Some good news from yesterday. The Government has decided to walk back earlier comments suggesting a wage freeze for teachers and nurses.
Yesterday there was an attempt to discredit the media analysis that had been applied to the earlier announcement and a claim that what was announced was not actually a wage freeze. With the greatest of respect to my Labour whanau I don’t think this argument can be sustained.
The overwhelming impression created was that public servants earning over $60,000 would not be receiving more pay, at least over and above traditional increases already built into contracts, for instance band payments for teachers.
Chris Hipkins in Parliament basically said this. From question time on the fifth of May:
Hon CHRIS HIPKINS: … The updated guidance will continue to mean that there should be no pay increases for those earning over $100,000 and senior leaders within the Public Service. Any increases should be targeted to those lower-paid public servants, largely those earning below $60,000 a year, who account for about 25 percent of the public sector. We want those on the lower wages to be the focus of any increases in pay.
Ginny Andersen: How would the Minister respond to concerns about this pay restraint raised by the Public Service Association?
Hon CHRIS HIPKINS: This is ultimately about prioritising Government spending. I would say to the Public Service Association that we’ll continue to work closely with them on issues around gender and ethnic pay gaps, on issues of pay parity, and on issues around terms and conditions, as we have been doing over the last three years, where we’re making progress and we know more progress is required. I’d also say to them that the guidance is consistent with the decision last year by the Remuneration Authority that Ministers and MPs would not be getting any pay rises for the next three years because of COVID-19 and the decision by the Public Service Commissioner, who sets the pay of Public Service chief executives, who will also not be increasing any of their pay.
Hipkins was quoted as confirming that pay increases for those earning between $60,000 and $100,000 would only occur under exceptional circumstances. If there was confusion about the language then the media should not be blamed.
Yesterday things changed as the Government worked to reinterpret the earlier announcements following meetings with the unions. Henry Cooke at Stuff has these perceptive comments:
Senior ministers have been blaming the media for the anger from the public sector over the pay restraint announced last week, when they indicated that no public servant earning over $100,000 could expect a pay rise for the next three years, and those earning between $60,000 and $100,000 would only get them in special circumstances.
Hipkins and Prime Minister Jacinda Ardern first disputed that the pay restraint was a “freeze” because those on collective agreements with increases already built-in would still see their salary increase. It was never suggested that the Government would not honour its existing contracts.

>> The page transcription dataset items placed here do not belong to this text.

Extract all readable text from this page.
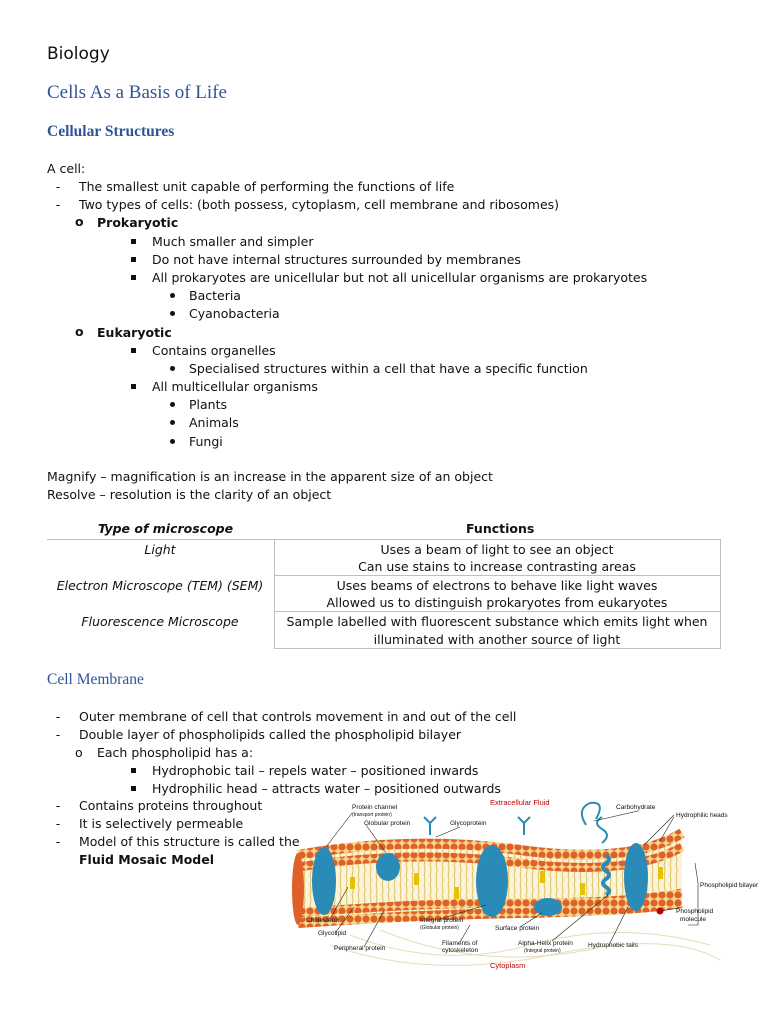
Biology
Cells As a Basis of Life
Cellular Structures
A cell:
-	The smallest unit capable of performing the functions of life
-	Two types of cells: (both possess, cytoplasm, cell membrane and ribosomes)
o Prokaryotic
Much smaller and simpler
Do not have internal structures surrounded by membranes
All prokaryotes are unicellular but not all unicellular organisms are prokaryotes
Bacteria
Cyanobacteria
o Eukaryotic
Contains organelles
Specialised structures within a cell that have a specific function
All multicellular organisms
Plants
Animals
Fungi
Magnify – magnification is an increase in the apparent size of an object
Resolve – resolution is the clarity of an object
Type of microscope	Functions
Light	Uses a beam of light to see an object
Can use stains to increase contrasting areas
Electron Microscope (TEM) (SEM)	Uses beams of electrons to behave like light waves
Allowed us to distinguish prokaryotes from eukaryotes
Fluorescence Microscope	Sample labelled with fluorescent substance which emits light when
illuminated with another source of light
Cell Membrane
-	Outer membrane of cell that controls movement in and out of the cell
-	Double layer of phospholipids called the phospholipid bilayer
o Each phospholipid has a:
Hydrophobic tail – repels water – positioned inwards
Hydrophilic head – attracts water – positioned outwards
-	Contains proteins throughout
-	It is selectively permeable
-	Model of this structure is called the
Fluid Mosaic Model
Extracellular Fluid
Protein channel
(transport protein)
Globular protein	Glycoprotein
Carbohydrate
Hydrophilic heads
Phospholipid bilayer
Phospholipid
molecule
Cholesterol
Glycolipid
Peripheral protein
Integral protein
(Globular protein)	Surface protein
Filaments of
cytoskeleton
Alpha-Helix protein
(Integral protein)
Hydrophobic tails
Cytoplasm
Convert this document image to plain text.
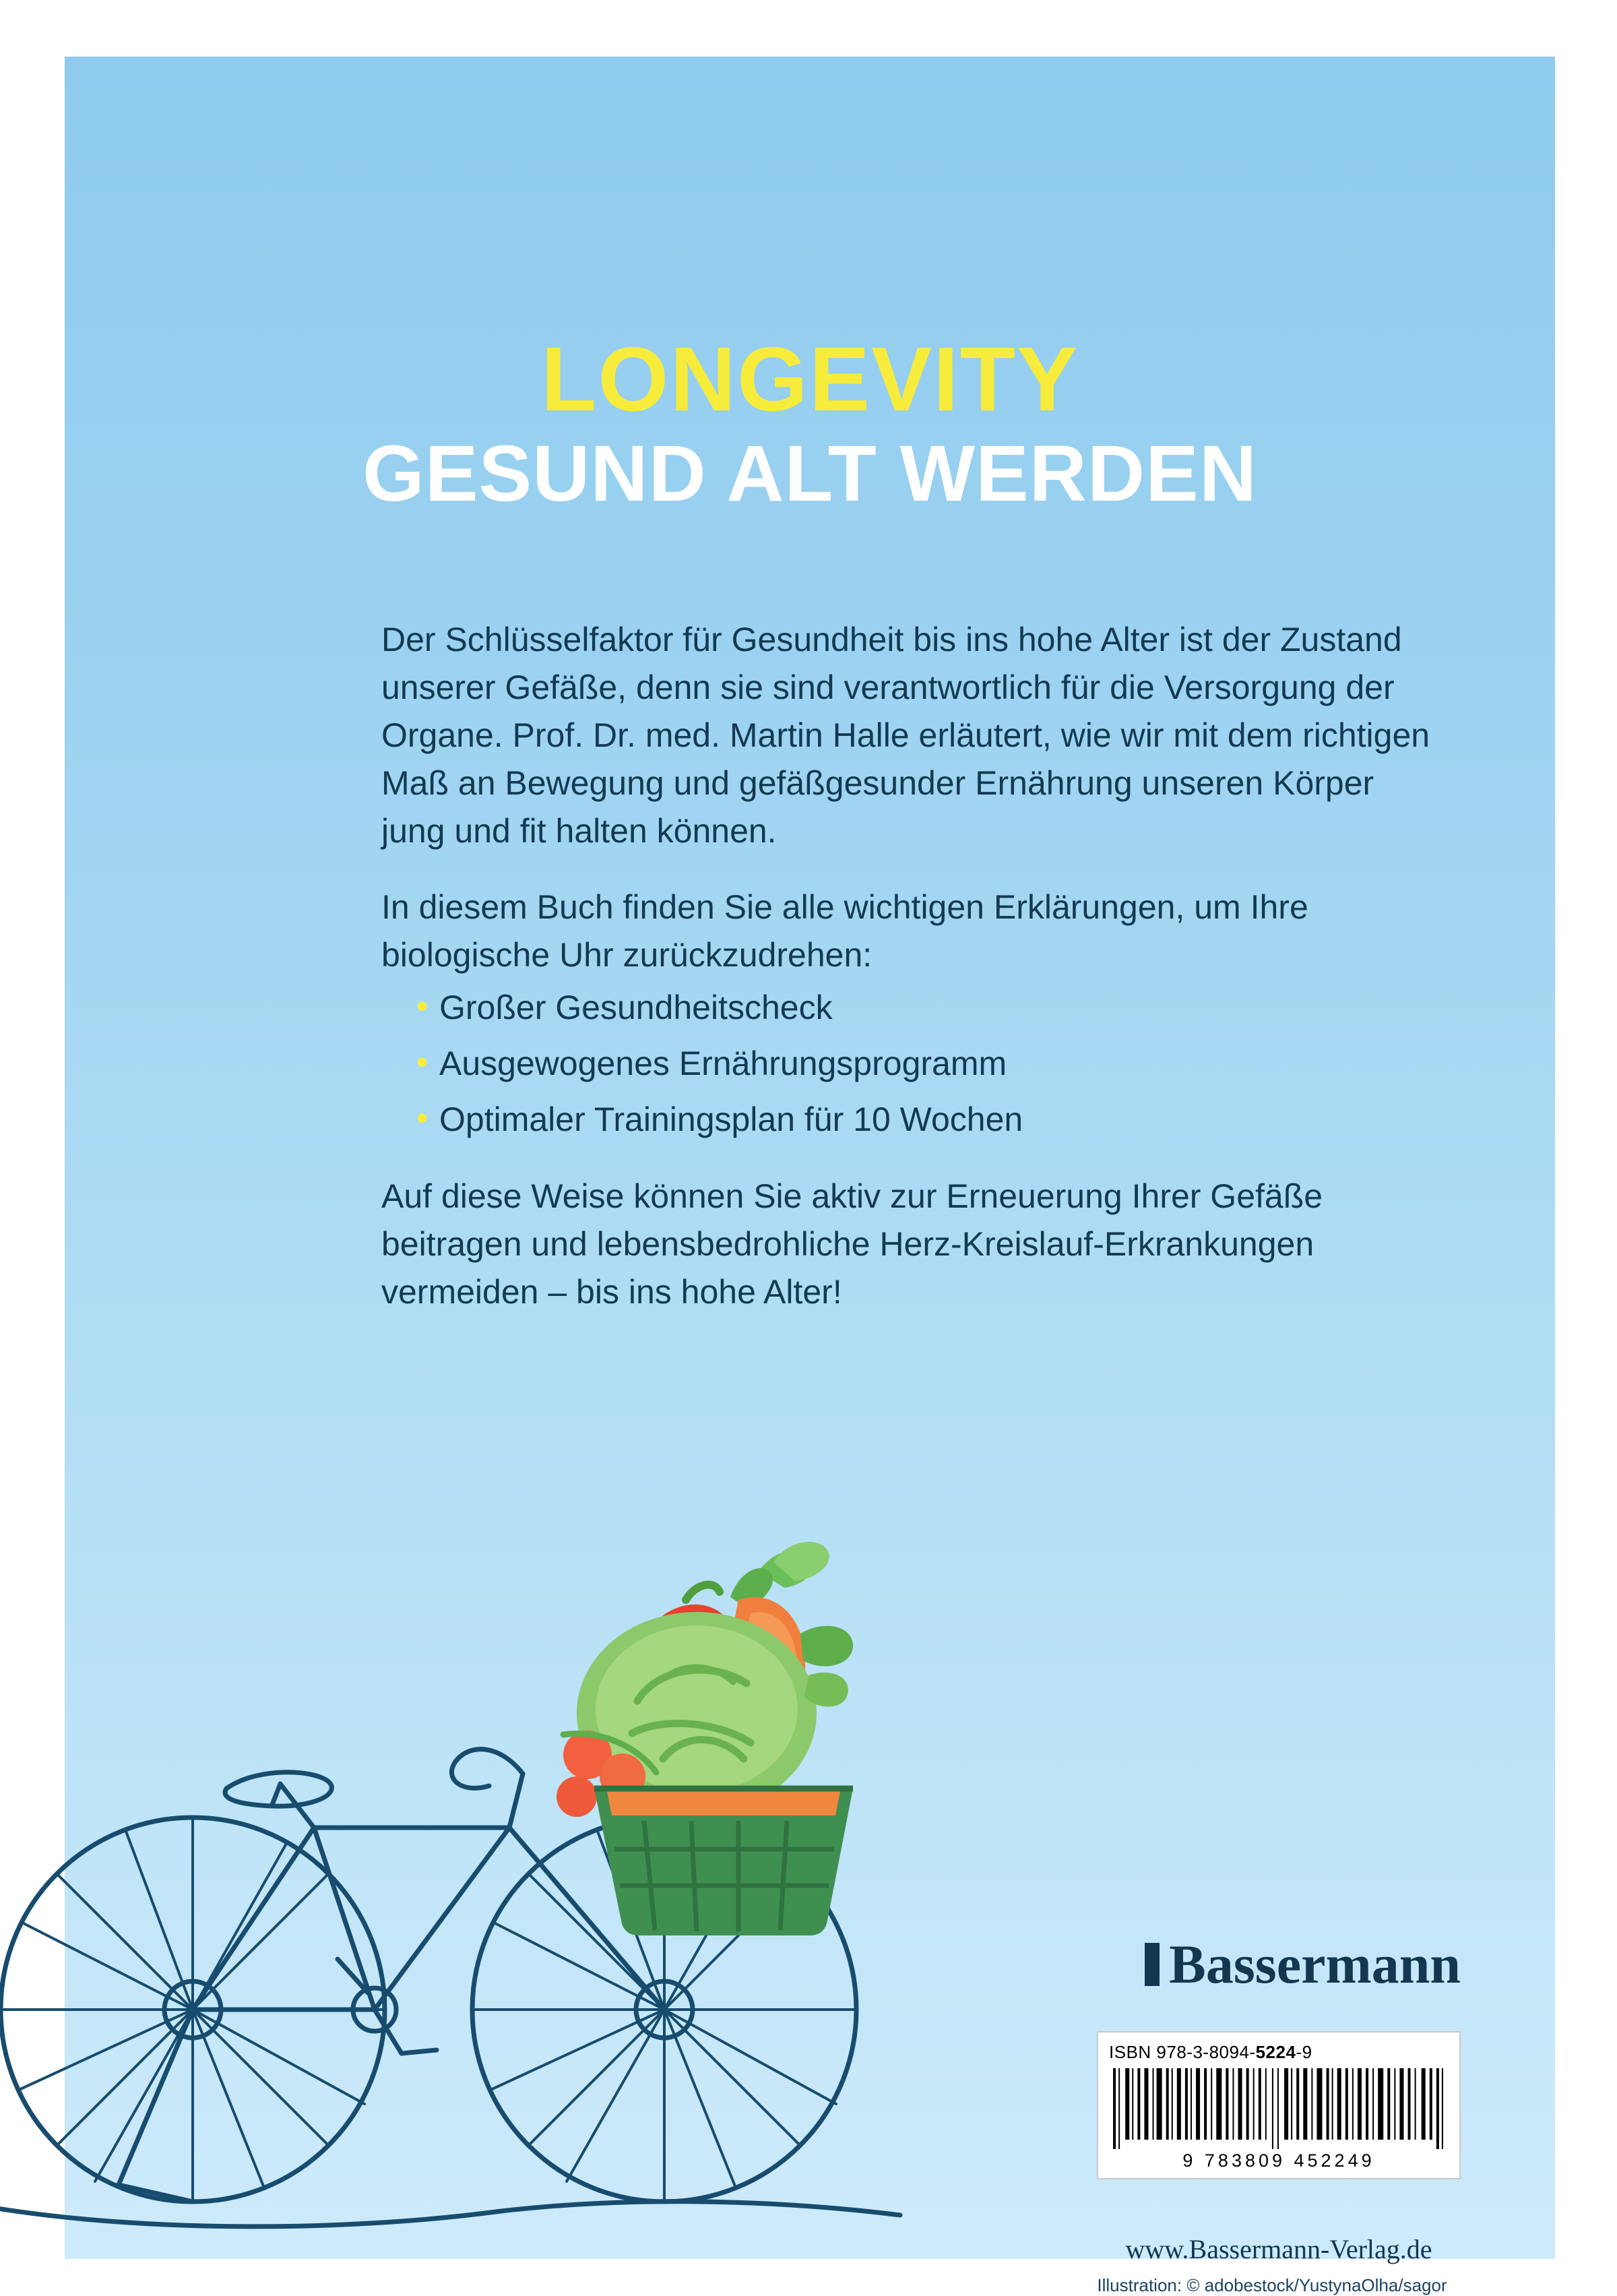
LONGEVITY
GESUND ALT WERDEN

Der Schlüsselfaktor für Gesundheit bis ins hohe Alter ist der Zustand unserer Gefäße, denn sie sind verantwortlich für die Versorgung der Organe. Prof. Dr. med. Martin Halle erläutert, wie wir mit dem richtigen Maß an Bewegung und gefäßgesunder Ernährung unseren Körper jung und fit halten können.

In diesem Buch finden Sie alle wichtigen Erklärungen, um Ihre biologische Uhr zurückzudrehen:

• Großer Gesundheitscheck
• Ausgewogenes Ernährungsprogramm
• Optimaler Trainingsplan für 10 Wochen

Auf diese Weise können Sie aktiv zur Erneuerung Ihrer Gefäße beitragen und lebensbedrohliche Herz-Kreislauf-Erkrankungen vermeiden – bis ins hohe Alter!

Bassermann
ISBN 978-3-8094-5224-9
9 783809 452249
www.Bassermann-Verlag.de
Illustration: © adobestock/YustynaOlha/sagor
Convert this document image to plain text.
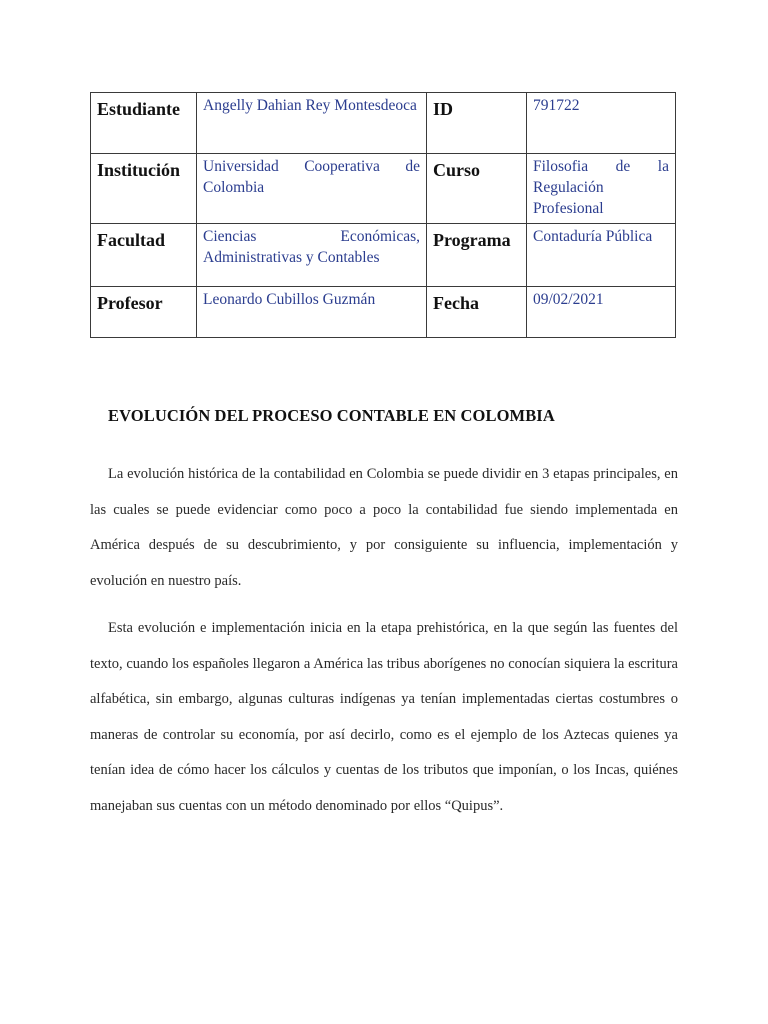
Estudiante	Angelly Dahian Rey Montesdeoca	ID	791722
Institución	Universidad Cooperativa de Colombia	Curso	Filosofia de la Regulación Profesional
Facultad	Ciencias Económicas, Administrativas y Contables	Programa	Contaduría Pública
Profesor	Leonardo Cubillos Guzmán	Fecha	09/02/2021
EVOLUCIÓN DEL PROCESO CONTABLE EN COLOMBIA

La evolución histórica de la contabilidad en Colombia se puede dividir en 3 etapas principales, en las cuales se puede evidenciar como poco a poco la contabilidad fue siendo implementada en América después de su descubrimiento, y por consiguiente su influencia, implementación y evolución en nuestro país.

Esta evolución e implementación inicia en la etapa prehistórica, en la que según las fuentes del texto, cuando los españoles llegaron a América las tribus aborígenes no conocían siquiera la escritura alfabética, sin embargo, algunas culturas indígenas ya tenían implementadas ciertas costumbres o maneras de controlar su economía, por así decirlo, como es el ejemplo de los Aztecas quienes ya tenían idea de cómo hacer los cálculos y cuentas de los tributos que imponían, o los Incas, quiénes manejaban sus cuentas con un método denominado por ellos “Quipus”.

Following the meetings with the unions both sides told media that the restraint was not in fact a “freeze” but just an opening position for collective bargaining negotiations, which would be entered into in good faith.
Council of Trade Unions President Richard Wagstaff said there was now room for cost-of-living increases in those discussions.
“It was also agreed that there is scope to discuss cost of living increases in negotiations for all union members covered by collectives, with higher increases for low paid workers and that there is no pay freeze,” Wagstaff said.
Hipkins confirmed this, but said this had always been the case.
“Cost of living increases are in scope to be discussed during negotiations, as they always were.”
This is despite Hipkins saying clearly last Wednesday that pay increases for those earning between $60,000 and $100,000 would only be considered under “special circumstances” – something Finance Minister Grant Roberston called an “exceptions regime.”
“Any pay increase over the next three years will be targeted to low-income public servants, that’s those earning less than $60,000 per year,” Hipkins said at the time.
“For those in between [$60,000 and $100,000,] pay adjustments will be considered in special circumstances, but they will need to work through the Public Service Commission.”
Hipkins was also asked directly about the cost of living going up over the three years of the policy, and responded by noting that public sector pay had outpaced private sector pay in recent years.
I am pleased to see the walk back of earlier comments. But I am wondering why the ministers involved did not realise that the announcement would be so incendiary.